The system gives links to geographically based information about disease outbreaks throughout the world, and provides details on local and regional health conditions. The physician enters demographic data that includes age range and zip code but there is no patient name or identifier number. After hitting a series of tabs that indicate symptoms and signs, the doctor gets a best-guess analysis of the case, in text and graphs, based on local conditions. A map tells of similar local reports in the past 30 days and another map offers current, comparative epidemiological information on the six syndromes.
"This is the Holy Grail of epidemiology: geographically based analysis of signs and symptoms in the population," Zelicoff declares. He adds that by relying on the expertise of local physicians, "We make the signal as high as we can and keep the noise down."
RSVP's former collaborators have different ideas about that. The system they're developing, called B-SAFER (Bio-Surveillance Analysis, Feedback, Evaluation, and Response), will integrate nontraditional data streams into the RSVP data such as calls to the nurse strife line, emergency room, and poison center. Illness behavior begins before people go to the hospital, comments Judith C. Brillman, associate professor of emergency medicine in the University of New Mexico's Health Sciences Center. Detection could be days or even weeks faster, she says.
A prototype of B-SAFER, set to be completed by the end of September, will show a photo of a person. Clinicians can click on an organ or system to get a pop-up menu for entering data, allowing them to report signs and symptoms without selecting a syndrome. "It gives all the syndromic information but doesn't make anybody define anything on the front end," Brillman explains. One response to the clinician's data will be a differential diagnosis, based on an analysis of the heterogeneous data.
More Systems Developing
At Boston's Children's Hospital, Mandl and colleagues are not currently incorporating nontraditional data into their system, which is provisionally called Biosurv. It is being tested at the hospital and by another consortium member, Beth Israel Deaconess Hospital. The next step is to extend it to nine other Massachusetts hospitals, Mandl reveals.
Biosurv, which has a focus on pediatric health, works in several modes, including automated surveillance of ER data. Initial patient complaints and hospital billing diagnosis codes are used.
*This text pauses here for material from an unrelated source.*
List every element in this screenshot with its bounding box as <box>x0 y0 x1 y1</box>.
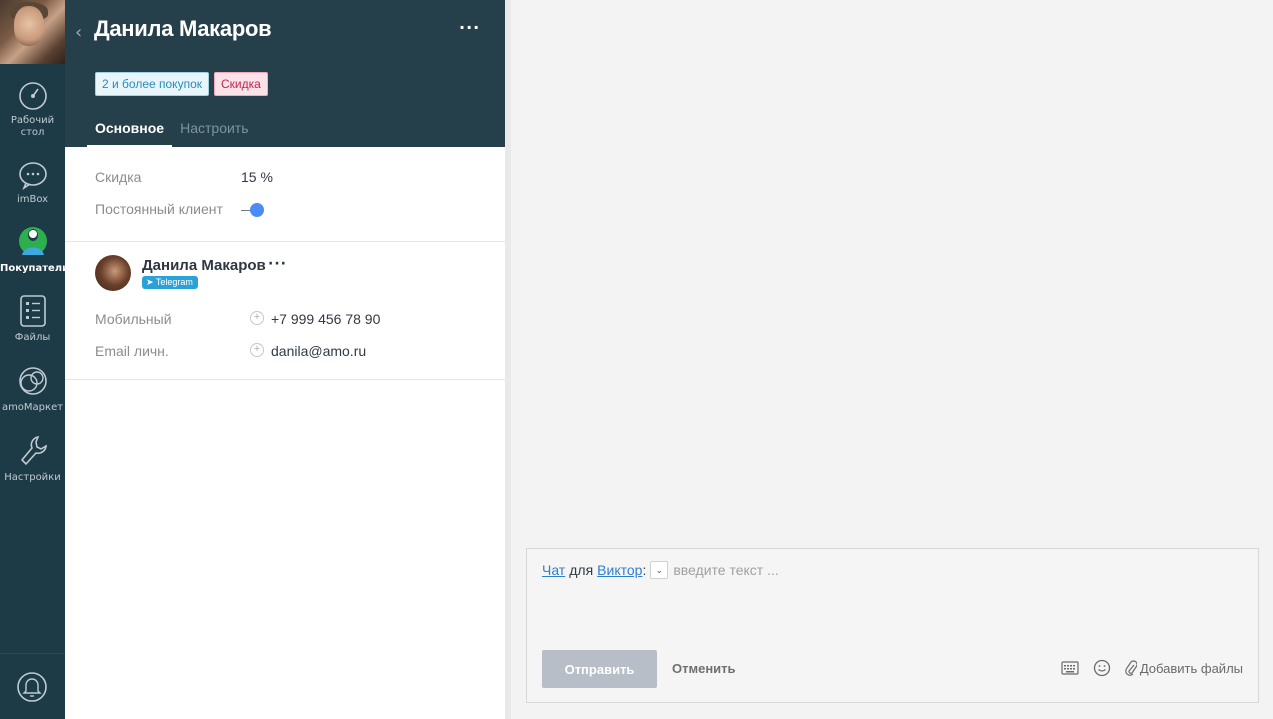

Mandl affirms that the main difficulty is to understand what the data signify. Children's Hospital alone gets 50,000 visits annually, he notes. "To say whether you're having an abnormal or a normal day is not a trivial determination." Accordingly, the team is geographically modeling data spanning a decade to determine norms.
"I think you'll find that syndromic surveillance will be tying into practical applications in at least 50 different systems, one for each state," he predicts. That could happen within the next two or three years, he adds. "The problem is, how will the regional data be interfaced at the national level? I haven't heard the solution to that yet."